The surface of the eye is exposed to airflow from inhaling and exhaling air. A snug fit can reduce if not eliminate the problem.
Thanks to the COVID-19 pandemic many people now know what it means to wear a mask for hours at a time. They’ve learned to cope with dermatitis, headache and other consequences of a mask that covers your nose and mouth.
An increase in patients with dry eye symptomsled to the concept of a new condition: mask-associated dry eye, or MADE.
For healthcare professionals — especially those working in pandemic clinics — eight hours of mask wearing is routine, so they were the “standardized and ideal” group for a study of the effects of long-term mask use on the eye, say Ekrem Çelik and colleagues from the Department of Ophthalmology at Tekirdag Namik Kemal University in Turkey.
In the observational study, they compared 64 healthcare professionals who wear masks for six to 12 hours and work in COVID-19 pandemic clinics with a control group of 66 short-term (one to two hours) mask users. Cases of conjunctivitis, keratitis, and episcleritis have been reported in people infected with COVID-19, but in this study, 98.4% of the long‑term group and 86.3% of the control group had received at least two vaccinations. There was no statistically significant difference in the rate of having COVID‑19 disease between the groups. None of the participants had previously had signs or symptoms of dry eye.
All participants filled out the Ocular Surface Disease Index (OSDI) questionnaire and underwent a battery of tests: tear film break-up time (T-BUT), Oxford staining score, Schirmer’s test I and meibography (imaging of meibomian glands) with infrared transillumination.
As in other studies, longer mask-wearing times carried a greater risk of ocular surface damage. No statistically significant difference was observed in the OSDI scores; the Schirmer I test (a test for tear production) was also statistically similar.
However, the two groups had statistically significant differences in T-BUT (a finding of tear film instability) and the Oxford staining score (showing cornea epithelial damage) was statistically higher in the long-term group. Finally, the incidence of lid parallel-conjunctival fold, a result of increased friction of the conjunctiva due to dry eye disease, was also statistically significantly higher in the long-term group.
An ill-fitting mask exposes the eye surface continuously to inhaled and exhaled air. Microorganisms in the air droplets can contaminate the ocular surface. However, a somewhat surprising finding from one study suggested that N-95 masks — which are more tightly sealed — were more likely than surgical masks to cause dry eye. (Those researchers advised more investigation.)

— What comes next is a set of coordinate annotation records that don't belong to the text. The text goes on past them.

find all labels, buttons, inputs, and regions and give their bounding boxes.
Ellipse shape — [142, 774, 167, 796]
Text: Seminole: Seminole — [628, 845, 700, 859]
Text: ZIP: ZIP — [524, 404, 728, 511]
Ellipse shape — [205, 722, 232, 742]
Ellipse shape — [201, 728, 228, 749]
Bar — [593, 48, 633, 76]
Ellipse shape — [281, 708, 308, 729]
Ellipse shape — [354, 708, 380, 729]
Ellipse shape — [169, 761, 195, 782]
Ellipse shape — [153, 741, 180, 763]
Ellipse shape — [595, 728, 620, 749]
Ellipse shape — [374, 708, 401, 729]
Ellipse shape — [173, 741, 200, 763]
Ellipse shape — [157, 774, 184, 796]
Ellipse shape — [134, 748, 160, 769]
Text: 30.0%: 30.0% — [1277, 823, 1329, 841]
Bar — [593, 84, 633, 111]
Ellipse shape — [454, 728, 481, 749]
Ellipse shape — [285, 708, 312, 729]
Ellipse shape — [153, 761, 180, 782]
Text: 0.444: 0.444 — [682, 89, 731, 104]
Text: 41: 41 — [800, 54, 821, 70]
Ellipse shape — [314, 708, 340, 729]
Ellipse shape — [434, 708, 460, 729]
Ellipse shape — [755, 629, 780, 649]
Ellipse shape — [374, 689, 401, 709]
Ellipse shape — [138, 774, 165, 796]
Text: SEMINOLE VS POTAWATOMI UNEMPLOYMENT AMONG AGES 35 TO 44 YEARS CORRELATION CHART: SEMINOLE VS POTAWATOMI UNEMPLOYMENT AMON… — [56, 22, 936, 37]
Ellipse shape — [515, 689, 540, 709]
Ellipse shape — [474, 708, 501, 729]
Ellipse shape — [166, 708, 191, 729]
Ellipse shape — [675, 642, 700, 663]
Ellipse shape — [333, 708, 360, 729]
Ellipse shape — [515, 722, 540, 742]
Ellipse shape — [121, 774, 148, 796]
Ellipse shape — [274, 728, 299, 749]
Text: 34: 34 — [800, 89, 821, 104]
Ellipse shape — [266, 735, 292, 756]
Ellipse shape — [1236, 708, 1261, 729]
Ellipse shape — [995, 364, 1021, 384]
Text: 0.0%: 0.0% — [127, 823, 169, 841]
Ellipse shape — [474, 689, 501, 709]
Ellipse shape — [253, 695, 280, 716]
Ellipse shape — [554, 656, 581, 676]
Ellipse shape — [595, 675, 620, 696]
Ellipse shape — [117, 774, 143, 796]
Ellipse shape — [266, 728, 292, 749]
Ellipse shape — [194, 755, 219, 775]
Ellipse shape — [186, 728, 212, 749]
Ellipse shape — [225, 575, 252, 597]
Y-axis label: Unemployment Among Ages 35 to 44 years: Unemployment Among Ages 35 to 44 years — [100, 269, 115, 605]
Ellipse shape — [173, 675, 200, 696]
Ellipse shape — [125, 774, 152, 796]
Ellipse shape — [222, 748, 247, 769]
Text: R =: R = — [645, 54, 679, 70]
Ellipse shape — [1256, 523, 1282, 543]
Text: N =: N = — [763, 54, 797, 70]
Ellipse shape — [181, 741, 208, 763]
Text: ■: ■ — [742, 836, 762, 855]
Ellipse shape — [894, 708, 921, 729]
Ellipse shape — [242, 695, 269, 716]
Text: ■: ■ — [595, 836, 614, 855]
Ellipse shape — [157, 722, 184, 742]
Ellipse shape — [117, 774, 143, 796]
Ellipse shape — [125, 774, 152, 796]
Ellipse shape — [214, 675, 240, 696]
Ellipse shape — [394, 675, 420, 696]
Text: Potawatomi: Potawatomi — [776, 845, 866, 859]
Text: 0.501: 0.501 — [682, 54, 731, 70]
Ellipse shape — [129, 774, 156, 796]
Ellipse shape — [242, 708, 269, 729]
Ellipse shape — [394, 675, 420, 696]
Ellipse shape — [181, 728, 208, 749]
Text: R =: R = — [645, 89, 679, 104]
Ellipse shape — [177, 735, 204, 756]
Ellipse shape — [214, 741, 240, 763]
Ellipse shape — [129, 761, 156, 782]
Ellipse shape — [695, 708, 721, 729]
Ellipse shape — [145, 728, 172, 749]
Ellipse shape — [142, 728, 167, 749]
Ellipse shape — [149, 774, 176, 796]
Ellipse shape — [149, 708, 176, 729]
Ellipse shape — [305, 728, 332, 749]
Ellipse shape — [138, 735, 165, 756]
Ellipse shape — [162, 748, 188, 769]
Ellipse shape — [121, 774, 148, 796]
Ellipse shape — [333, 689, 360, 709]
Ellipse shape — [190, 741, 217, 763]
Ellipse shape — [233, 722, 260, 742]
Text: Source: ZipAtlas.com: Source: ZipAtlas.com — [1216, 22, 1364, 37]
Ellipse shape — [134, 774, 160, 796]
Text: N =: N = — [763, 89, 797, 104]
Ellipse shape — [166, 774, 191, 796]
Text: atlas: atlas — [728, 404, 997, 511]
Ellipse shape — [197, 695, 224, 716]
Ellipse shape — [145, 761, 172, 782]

To their knowledge, the researchers say, there is no previous study evaluating the effect of required mask wearing on the ocular surface in COVID‑19 clinics. They do note a limitation of their study: that the participants had all been working in environments with systematic air conditioning, artificial lighting, positive pressure, and masks for many years before the COVID‑19 pandemic.
To counteract the risk of eye damage, the researchers recommend wearing the face mask properly, of course, or fixing it over the nose by sticking surgical tape on the top to prevent airflow to the ocular surface and wearing the mask with rest intervals. They also say “more frequent ophthalmology follow‑ups and earlier use of eye lubricants should be on the agenda.”
The study was published in the Nigerian Journal of Clinical Practice.